QS Construction Facility
In October 2017, QSL notified Rentech and the Wawa Company of a default under the MSA. The notice relates to failure to make payments under the capital lease portion of the MSA which are guaranteed by Rentech, as well as payments for property taxes at the Port of Quebec which are obligations that QSL passes through to the Wawa Company. The property tax obligations are not guaranteed by Rentech. It is uncertain what, if any, remedies QSL will seek under the MSA. If QSL asserts remedies, this could have a material adverse effect on our financial condition and ability to continue as a going concern.
Drax Contract
In October 2017, Drax, the Wawa Company and Rentech entered into a deed of termination whereby the Drax Contract and the accompanying Rentech guarantee of the Wawa Company’s obligations to Drax
were terminated with no further continuing obligation amongst the parties.
BMO
In November 2017, BMO notified Rentech that it would not be extending the BMO Credit Agreement, which is scheduled to terminate on November 25, 2017. As of September 30, 2017, letters of credit had been issued, but not drawn upon, totaling $1.3 million. On or prior to November 25, 2017, any letters of credit presented to BMO will need to be cash collateralized at a rate of 105%. We expect all outstanding letters of credit to be presented to BMO prior to their termination, and we expect to cash collateralize these letters of credit in accordance with the BMO Credit Agreement.

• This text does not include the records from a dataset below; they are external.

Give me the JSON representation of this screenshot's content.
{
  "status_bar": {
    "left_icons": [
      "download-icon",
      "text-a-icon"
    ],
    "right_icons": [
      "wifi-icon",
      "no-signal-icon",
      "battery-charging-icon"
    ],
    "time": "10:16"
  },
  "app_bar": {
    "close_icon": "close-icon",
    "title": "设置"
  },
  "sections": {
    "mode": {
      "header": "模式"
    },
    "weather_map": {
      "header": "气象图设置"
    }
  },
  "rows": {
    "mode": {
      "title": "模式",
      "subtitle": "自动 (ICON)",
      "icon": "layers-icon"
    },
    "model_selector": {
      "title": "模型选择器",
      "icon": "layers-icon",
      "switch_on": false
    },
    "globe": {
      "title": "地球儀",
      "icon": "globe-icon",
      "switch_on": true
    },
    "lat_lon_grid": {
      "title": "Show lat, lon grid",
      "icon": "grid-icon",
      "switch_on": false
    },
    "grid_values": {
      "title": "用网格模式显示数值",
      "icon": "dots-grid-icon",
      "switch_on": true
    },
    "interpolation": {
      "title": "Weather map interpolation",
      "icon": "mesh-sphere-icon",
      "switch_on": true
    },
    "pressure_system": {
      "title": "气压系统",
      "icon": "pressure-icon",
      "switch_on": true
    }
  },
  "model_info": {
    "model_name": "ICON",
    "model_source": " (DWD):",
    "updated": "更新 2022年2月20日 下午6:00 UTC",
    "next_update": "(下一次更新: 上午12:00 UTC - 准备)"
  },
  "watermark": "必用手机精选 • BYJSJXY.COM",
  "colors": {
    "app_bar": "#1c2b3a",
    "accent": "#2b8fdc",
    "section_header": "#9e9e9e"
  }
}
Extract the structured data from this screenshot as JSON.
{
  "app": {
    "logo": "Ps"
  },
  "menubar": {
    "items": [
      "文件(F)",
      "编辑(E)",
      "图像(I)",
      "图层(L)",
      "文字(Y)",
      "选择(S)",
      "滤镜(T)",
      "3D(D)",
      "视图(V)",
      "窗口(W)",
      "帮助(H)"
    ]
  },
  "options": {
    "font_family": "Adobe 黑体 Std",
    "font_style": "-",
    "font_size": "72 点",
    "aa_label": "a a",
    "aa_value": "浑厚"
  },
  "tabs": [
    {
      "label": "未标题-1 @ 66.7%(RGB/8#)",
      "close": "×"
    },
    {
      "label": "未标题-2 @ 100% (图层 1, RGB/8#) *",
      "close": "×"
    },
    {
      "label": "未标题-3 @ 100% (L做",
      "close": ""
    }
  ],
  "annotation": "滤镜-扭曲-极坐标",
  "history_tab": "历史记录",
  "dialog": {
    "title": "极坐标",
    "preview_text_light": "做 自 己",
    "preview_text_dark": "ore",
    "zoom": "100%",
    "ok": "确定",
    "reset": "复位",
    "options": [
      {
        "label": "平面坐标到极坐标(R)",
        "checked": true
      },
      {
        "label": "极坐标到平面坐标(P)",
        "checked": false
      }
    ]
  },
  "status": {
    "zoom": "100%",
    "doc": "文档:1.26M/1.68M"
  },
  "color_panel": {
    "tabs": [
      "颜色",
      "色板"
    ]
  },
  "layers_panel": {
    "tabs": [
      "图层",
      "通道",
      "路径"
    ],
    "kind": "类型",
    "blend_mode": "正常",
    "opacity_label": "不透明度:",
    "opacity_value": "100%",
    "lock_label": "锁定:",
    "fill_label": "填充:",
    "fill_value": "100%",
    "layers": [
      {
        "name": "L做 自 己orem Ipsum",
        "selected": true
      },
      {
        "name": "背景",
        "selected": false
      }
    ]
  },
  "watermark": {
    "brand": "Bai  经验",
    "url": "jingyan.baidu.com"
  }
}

Northern Ontario Heritage Fund Corporation
In November 2017, the Wawa Company was notified by the NOHFC that it breached its covenants under a conditional grant provided by NOHFC to the Wawa Company, by failing to maintain operation of the Wawa Facility for the duration required under the grant agreement. Therefore, NOHFC issued a notice of default and demand of repayment of the grant in an amount of approximately $2.5 million. Any default by the Wawa Company under the grant to the Wawa Facility would trigger a default under NOHFC’s grant to the Atikokan Company, which has separately complied with the requirements under its grant agreement. If the Atikokan Company receives a notice of default and demand of payment, the payment under its grant would be in the amount of $0.8 million. As of September 30, 2017, the Company has recorded a liability for $3.3 million.